Memetakan Risiko Gempa dengan Memanfaatkan AI
Mengidentifikasi tipologi bangunan menggunakan AI berdasarkan foto, dan memberikan rekomendasi pemetaan risikonya berdasarkan analisa terhap potensi gempa yang terjadi di wilayah tersebut.
Majalah Konstruksi Media – Risiko gempa yang terjadi di sebuah wilayah berhasil dipetakan oleh Peneliti Institut Teknologi Bandung (ITB), Prasanti Widyasih Sarli, S.T., M.T., Ph.D., setelah melakukan riset dengan memanfaatkan teknologi Artificial intelligence (AI) atau kecerdasan buatan untuk mengetahui kekuatan struktur bangunan.
Dengan teknologi AI yang memiliki beragam fitur canggih seperti kemampuan melihat, memahami, dan menerjemahkan bahasa lisan dan tulisan, menganalisis data, membuat rekomendasi, dan banyak lagi, Prasanti berupaya memetakan potensi risiko gempa di suatu wilayah terhadap populasi di wilayah tersebut melalui struktur bangunan.
Prasanti berupaya melakukan riset untuk mengidentifikasi tipologi bangunan menggunakan AI berdasarkan foto, dan memberikan rekomendasi pemetaan risikonya berdasarkan analisa terhadap risiko gempa yang terjadi di wilayah tersebut. Tentu saja, hasil pelitian berbasis AI diharapkan dapat menjadi rekomendasi bagi pemerintah dan pemangku kepentingan terkait untuk memitigasi risiko gempa di suatu wilayah berdasarkan kondisi atau struktur bangunan yang ada.
Seperti apa metodologi risetnya? Apakah AI mampu melakukan analisa dan prediksi potensi risiko struktur bangunan terhadap gempa? Lalu, sejauh mana akurasinya? Semua terangkum dalam wawancara Majalah Konstruksi Media edisi XIII dengan Prasanti Widyasih Sarli, S.T., M.T., Ph.D., Peneliti Institut Teknologi Bandung (ITB). Berikut wawancaranya:
Bisa dijelaskan latar belakang yang mendorong Anda memulai penelitian ketahanan bangunan terhadap risiko gempa dengan memanfaatkan AI?
Penelitian ini bermula dari kesadaran mengenai bagaimana pemetaan risiko gempa suatu area yang informasi tentang bangunannya, sering kali kurang diperhitungkan secara mendalam. Padahal, seperti yang kita ketahui, earthquakes don’t kill people, damaged buildings do. Jadi, informasi bangunan adalah aspek krusial dalam mengestimasi kerentanan populasi terhadap gempa.

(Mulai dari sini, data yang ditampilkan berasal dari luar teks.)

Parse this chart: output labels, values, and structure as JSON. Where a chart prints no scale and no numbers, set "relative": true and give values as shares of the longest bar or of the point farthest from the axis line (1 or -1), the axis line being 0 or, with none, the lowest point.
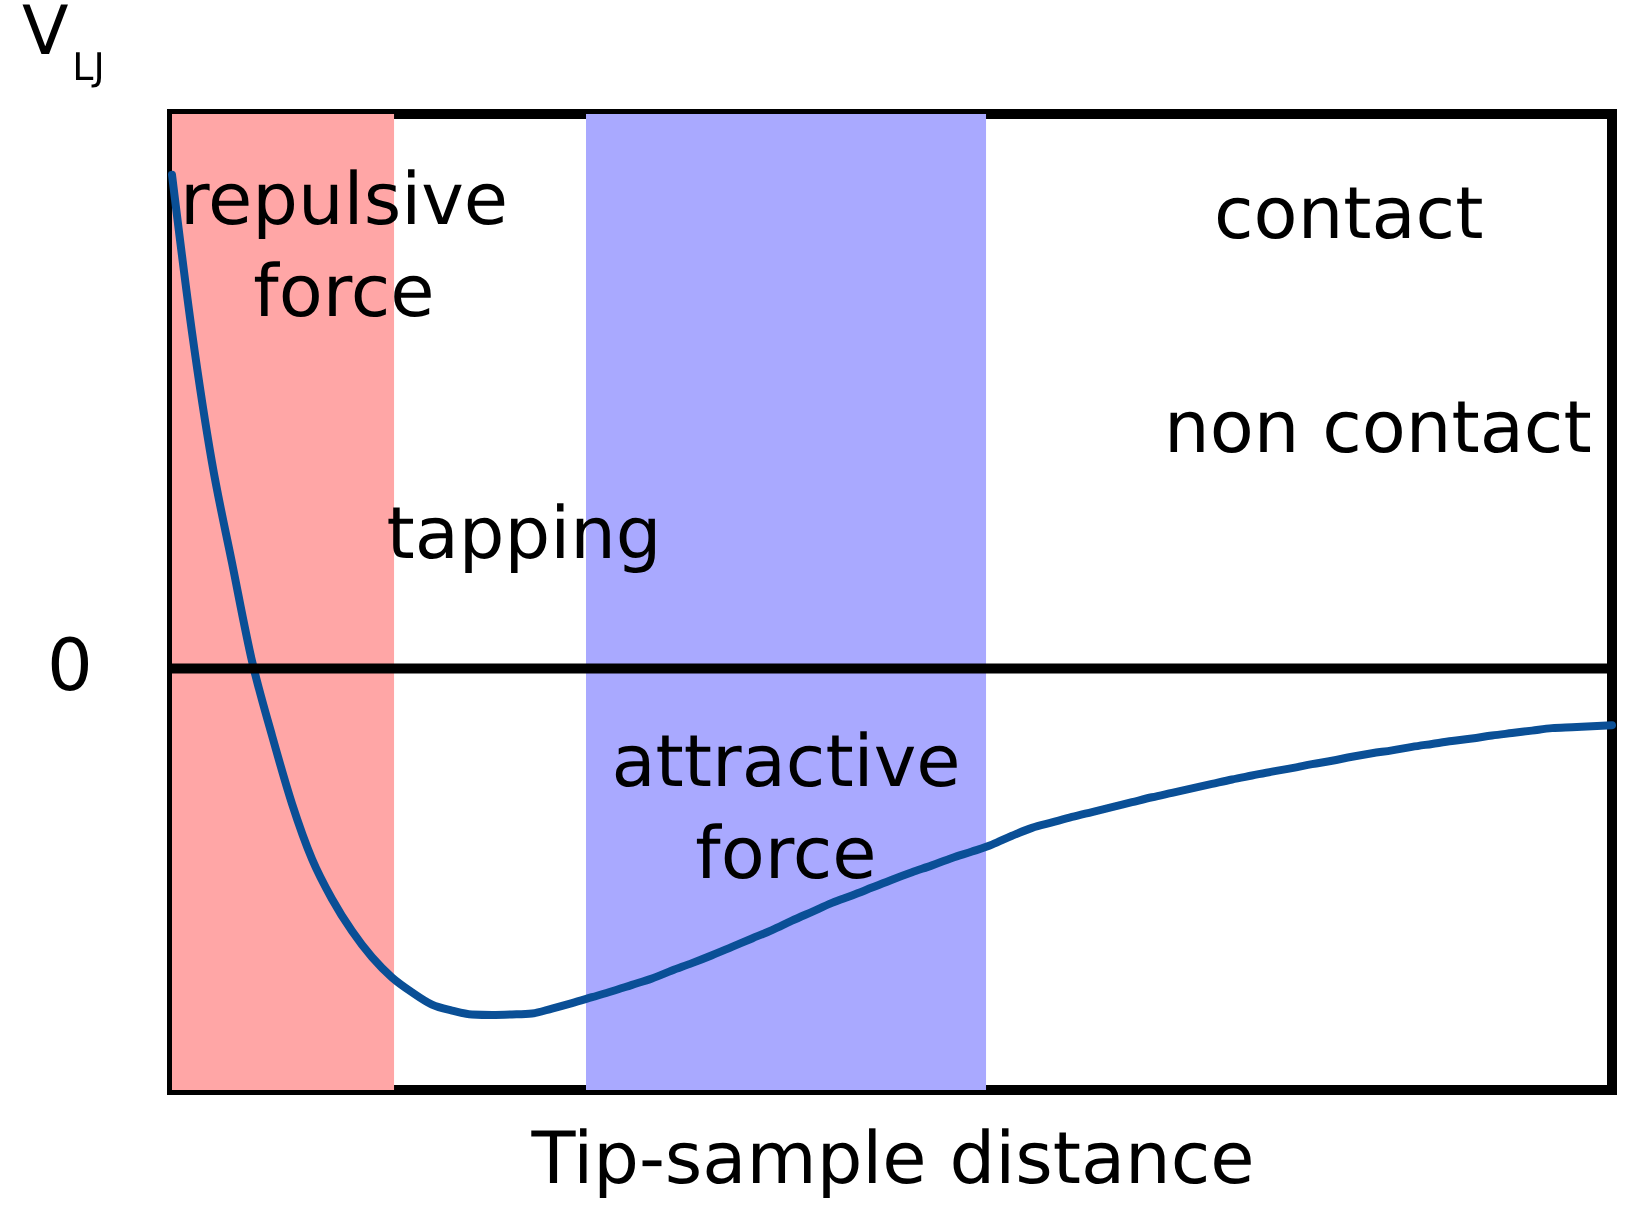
{
  "chart_data": {
    "type": "line",
    "relative": true,
    "xlabel": "Tip-sample distance",
    "ylabel": "V$_{LJ}$",
    "categories": [
      null,
      null,
      null,
      null,
      null,
      null,
      null,
      null,
      null,
      null,
      null,
      null,
      null,
      null,
      null,
      null,
      null,
      null,
      null,
      null,
      null,
      null,
      null,
      null,
      null,
      null,
      null,
      null,
      null,
      null,
      null,
      null,
      null,
      null,
      null,
      null,
      null,
      null,
      null,
      null,
      null,
      null,
      null,
      null,
      null,
      null,
      null,
      null,
      null,
      null,
      null,
      null,
      null,
      null,
      null,
      null,
      null,
      null,
      null,
      null,
      null,
      null,
      null,
      null,
      null,
      null,
      null,
      null,
      null,
      null,
      null,
      null,
      null
    ],
    "series": [
      {
        "color": "#0a4f96",
        "values": [
          1.0,
          0.681,
          0.417,
          0.214,
          0.015,
          -0.136,
          -0.274,
          -0.386,
          -0.467,
          -0.532,
          -0.585,
          -0.626,
          -0.656,
          -0.681,
          -0.693,
          -0.701,
          -0.702,
          -0.701,
          -0.699,
          -0.689,
          -0.678,
          -0.666,
          -0.654,
          -0.641,
          -0.628,
          -0.612,
          -0.597,
          -0.581,
          -0.564,
          -0.547,
          -0.53,
          -0.511,
          -0.493,
          -0.475,
          -0.46,
          -0.444,
          -0.428,
          -0.413,
          -0.399,
          -0.384,
          -0.371,
          -0.357,
          -0.339,
          -0.323,
          -0.312,
          -0.301,
          -0.291,
          -0.281,
          -0.271,
          -0.261,
          -0.252,
          -0.243,
          -0.234,
          -0.225,
          -0.217,
          -0.209,
          -0.202,
          -0.194,
          -0.187,
          -0.179,
          -0.172,
          -0.166,
          -0.159,
          -0.153,
          -0.147,
          -0.142,
          -0.136,
          -0.131,
          -0.126,
          -0.121,
          -0.119,
          -0.117,
          -0.115
        ]
      }
    ],
    "ref_lines": [
      {
        "axis": "y",
        "value": 0,
        "label": "0",
        "color": "#000000"
      }
    ],
    "annotations": [
      "repulsive force",
      "tapping",
      "attractive force",
      "contact",
      "non contact"
    ]
  }
}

Namun sayangnya, data bangunan sering kali sulit didapatkan—as-built drawing, mungkin yang tersedia hanya untuk aset besar. Itu pun sering tidak terdigitasi atau tidak dapat diakses publik. Sementara itu, untuk bangunan residensial, datanya bahkan lebih terbatas lagi. Kalau melakukan survei besar-besaran, tentunya akan memakan waktu dan biaya yang sangat tinggi.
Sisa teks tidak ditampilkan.